When David Brown got word his 73-year-old mother was shot during church services, he didn't know what the protocol was.
"This is my first disaster of this sort that was so close to home," he told mySA.com.
Doctors were amazed Farida Brown's blood vessels were not struck by one of the bullets and pieces of shrapnel that hit her body. Bullet shrapnel struck her left hip, under her kneecap and above her left knee, traveling up to the top of her femur bone, David Brown said.
"The floors, all the pews and the walls are splattered with blood," David Brown told mySA.com. "The flooring is completely covered with blood."
"I heard it was so bad that it was almost raining out of the church."

"Rod Green, 71, an elder at the First Baptist Church, said he went to a yard sale Sunday morning instead of attending services. He learned about the tragedy over a series of phone calls.

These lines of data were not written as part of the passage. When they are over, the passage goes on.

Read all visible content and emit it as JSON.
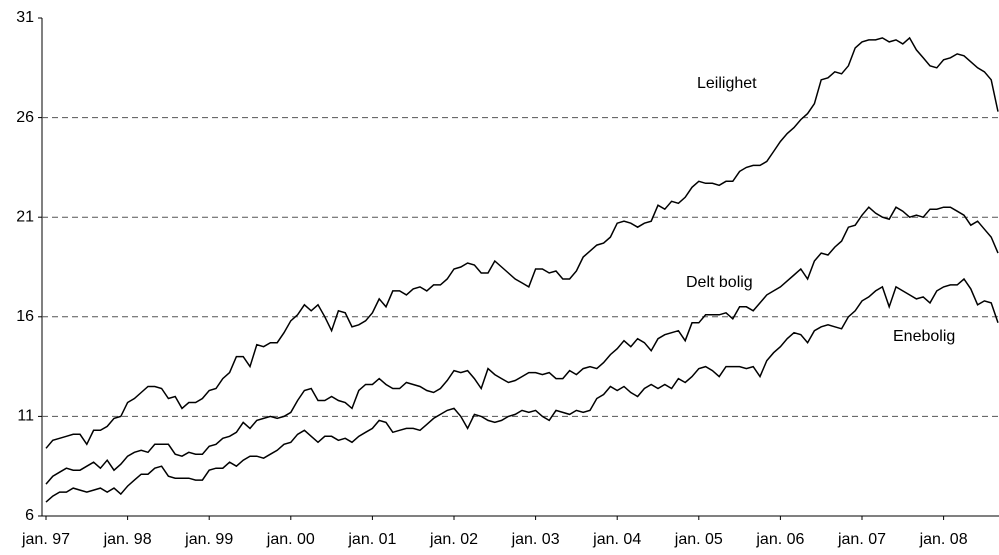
{
  "chart_data": {
    "type": "line",
    "categories": [
      "jan. 97",
      null,
      null,
      null,
      null,
      null,
      null,
      null,
      null,
      null,
      null,
      null,
      "jan. 98",
      null,
      null,
      null,
      null,
      null,
      null,
      null,
      null,
      null,
      null,
      null,
      "jan. 99",
      null,
      null,
      null,
      null,
      null,
      null,
      null,
      null,
      null,
      null,
      null,
      "jan. 00",
      null,
      null,
      null,
      null,
      null,
      null,
      null,
      null,
      null,
      null,
      null,
      "jan. 01",
      null,
      null,
      null,
      null,
      null,
      null,
      null,
      null,
      null,
      null,
      null,
      "jan. 02",
      null,
      null,
      null,
      null,
      null,
      null,
      null,
      null,
      null,
      null,
      null,
      "jan. 03",
      null,
      null,
      null,
      null,
      null,
      null,
      null,
      null,
      null,
      null,
      null,
      "jan. 04",
      null,
      null,
      null,
      null,
      null,
      null,
      null,
      null,
      null,
      null,
      null,
      "jan. 05",
      null,
      null,
      null,
      null,
      null,
      null,
      null,
      null,
      null,
      null,
      null,
      "jan. 06",
      null,
      null,
      null,
      null,
      null,
      null,
      null,
      null,
      null,
      null,
      null,
      "jan. 07",
      null,
      null,
      null,
      null,
      null,
      null,
      null,
      null,
      null,
      null,
      null,
      "jan. 08",
      null,
      null,
      null,
      null,
      null,
      null,
      null,
      null
    ],
    "series": [
      {
        "name": "Leilighet",
        "color": "#000000",
        "values": [
          9.4,
          9.8,
          9.9,
          10.0,
          10.1,
          10.1,
          9.6,
          10.3,
          10.3,
          10.5,
          10.9,
          11.0,
          11.7,
          11.9,
          12.2,
          12.5,
          12.5,
          12.4,
          11.9,
          12.0,
          11.4,
          11.7,
          11.7,
          11.9,
          12.3,
          12.4,
          12.9,
          13.2,
          14.0,
          14.0,
          13.5,
          14.6,
          14.5,
          14.7,
          14.7,
          15.2,
          15.8,
          16.1,
          16.6,
          16.3,
          16.6,
          16.0,
          15.3,
          16.3,
          16.2,
          15.5,
          15.6,
          15.8,
          16.2,
          16.9,
          16.5,
          17.3,
          17.3,
          17.1,
          17.4,
          17.5,
          17.3,
          17.6,
          17.6,
          17.9,
          18.4,
          18.5,
          18.7,
          18.6,
          18.2,
          18.2,
          18.8,
          18.5,
          18.2,
          17.9,
          17.7,
          17.5,
          18.4,
          18.4,
          18.2,
          18.3,
          17.9,
          17.9,
          18.3,
          19.0,
          19.3,
          19.6,
          19.7,
          20.0,
          20.7,
          20.8,
          20.7,
          20.5,
          20.7,
          20.8,
          21.6,
          21.4,
          21.8,
          21.7,
          22.0,
          22.5,
          22.8,
          22.7,
          22.7,
          22.6,
          22.8,
          22.8,
          23.3,
          23.5,
          23.6,
          23.6,
          23.8,
          24.3,
          24.8,
          25.2,
          25.5,
          25.9,
          26.2,
          26.7,
          27.9,
          28.0,
          28.3,
          28.2,
          28.6,
          29.5,
          29.8,
          29.9,
          29.9,
          30.0,
          29.8,
          29.9,
          29.7,
          30.0,
          29.4,
          29.0,
          28.6,
          28.5,
          28.9,
          29.0,
          29.2,
          29.1,
          28.8,
          28.5,
          28.3,
          27.9,
          26.3
        ]
      },
      {
        "name": "Delt bolig",
        "color": "#000000",
        "values": [
          7.6,
          8.0,
          8.2,
          8.4,
          8.3,
          8.3,
          8.5,
          8.7,
          8.4,
          8.8,
          8.3,
          8.6,
          9.0,
          9.2,
          9.3,
          9.2,
          9.6,
          9.6,
          9.6,
          9.1,
          9.0,
          9.2,
          9.1,
          9.1,
          9.5,
          9.6,
          9.9,
          10.0,
          10.2,
          10.7,
          10.4,
          10.8,
          10.9,
          11.0,
          10.9,
          11.0,
          11.2,
          11.8,
          12.3,
          12.4,
          11.8,
          11.8,
          12.0,
          11.8,
          11.7,
          11.4,
          12.3,
          12.6,
          12.6,
          12.9,
          12.6,
          12.4,
          12.4,
          12.7,
          12.6,
          12.5,
          12.3,
          12.2,
          12.4,
          12.8,
          13.3,
          13.2,
          13.3,
          12.9,
          12.4,
          13.4,
          13.1,
          12.9,
          12.7,
          12.8,
          13.0,
          13.2,
          13.2,
          13.1,
          13.2,
          12.9,
          12.9,
          13.3,
          13.1,
          13.4,
          13.5,
          13.4,
          13.7,
          14.1,
          14.4,
          14.8,
          14.5,
          14.9,
          14.7,
          14.3,
          14.9,
          15.1,
          15.2,
          15.3,
          14.8,
          15.7,
          15.7,
          16.1,
          16.1,
          16.1,
          16.2,
          15.9,
          16.5,
          16.5,
          16.3,
          16.7,
          17.1,
          17.3,
          17.5,
          17.8,
          18.1,
          18.4,
          17.9,
          18.8,
          19.2,
          19.1,
          19.5,
          19.8,
          20.5,
          20.6,
          21.1,
          21.5,
          21.2,
          21.0,
          20.9,
          21.5,
          21.3,
          21.0,
          21.1,
          21.0,
          21.4,
          21.4,
          21.5,
          21.5,
          21.3,
          21.1,
          20.6,
          20.8,
          20.4,
          20.0,
          19.2
        ]
      },
      {
        "name": "Enebolig",
        "color": "#000000",
        "values": [
          6.7,
          7.0,
          7.2,
          7.2,
          7.4,
          7.3,
          7.2,
          7.3,
          7.4,
          7.2,
          7.4,
          7.1,
          7.5,
          7.8,
          8.1,
          8.1,
          8.4,
          8.5,
          8.0,
          7.9,
          7.9,
          7.9,
          7.8,
          7.8,
          8.3,
          8.4,
          8.4,
          8.7,
          8.5,
          8.8,
          9.0,
          9.0,
          8.9,
          9.1,
          9.3,
          9.6,
          9.7,
          10.1,
          10.3,
          10.0,
          9.7,
          10.0,
          10.0,
          9.8,
          9.9,
          9.7,
          10.0,
          10.2,
          10.4,
          10.8,
          10.7,
          10.2,
          10.3,
          10.4,
          10.4,
          10.3,
          10.6,
          10.9,
          11.1,
          11.3,
          11.4,
          11.0,
          10.4,
          11.1,
          11.0,
          10.8,
          10.7,
          10.8,
          11.0,
          11.1,
          11.3,
          11.2,
          11.3,
          11.0,
          10.8,
          11.3,
          11.2,
          11.1,
          11.3,
          11.2,
          11.3,
          11.9,
          12.1,
          12.5,
          12.3,
          12.5,
          12.2,
          12.0,
          12.4,
          12.6,
          12.4,
          12.6,
          12.4,
          12.9,
          12.7,
          13.0,
          13.4,
          13.5,
          13.3,
          13.0,
          13.5,
          13.5,
          13.5,
          13.4,
          13.5,
          13.0,
          13.8,
          14.2,
          14.5,
          14.9,
          15.2,
          15.1,
          14.7,
          15.3,
          15.5,
          15.6,
          15.5,
          15.4,
          16.0,
          16.3,
          16.8,
          17.0,
          17.3,
          17.5,
          16.5,
          17.5,
          17.3,
          17.1,
          16.9,
          17.0,
          16.7,
          17.3,
          17.5,
          17.6,
          17.6,
          17.9,
          17.4,
          16.6,
          16.8,
          16.7,
          15.7
        ]
      }
    ],
    "ylim": [
      6,
      31
    ],
    "yticks": [
      6,
      11,
      16,
      21,
      26,
      31
    ],
    "grid": true
  }
}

"Green recalled how, at the beginning of each service, everyone would stand up in the pews and greet each other. It was a chance to reconnect with each other, each week, Green said."
"I shook every hand in that church," he said. "Let them know that it's good to see them."
"The church didn't have a seating chart, but after years together everyone had settled into their particular spot. Green said Dennis Johnson, one of the victims, always sat in the row next to him, across the aisle."He said he won't be able to stomach seeing empty seats without thinking of their former occupants.
" 'I don't think it's going to be possible to get back in that building, Green said. "I know myself and my wife Judy don't want to use that building."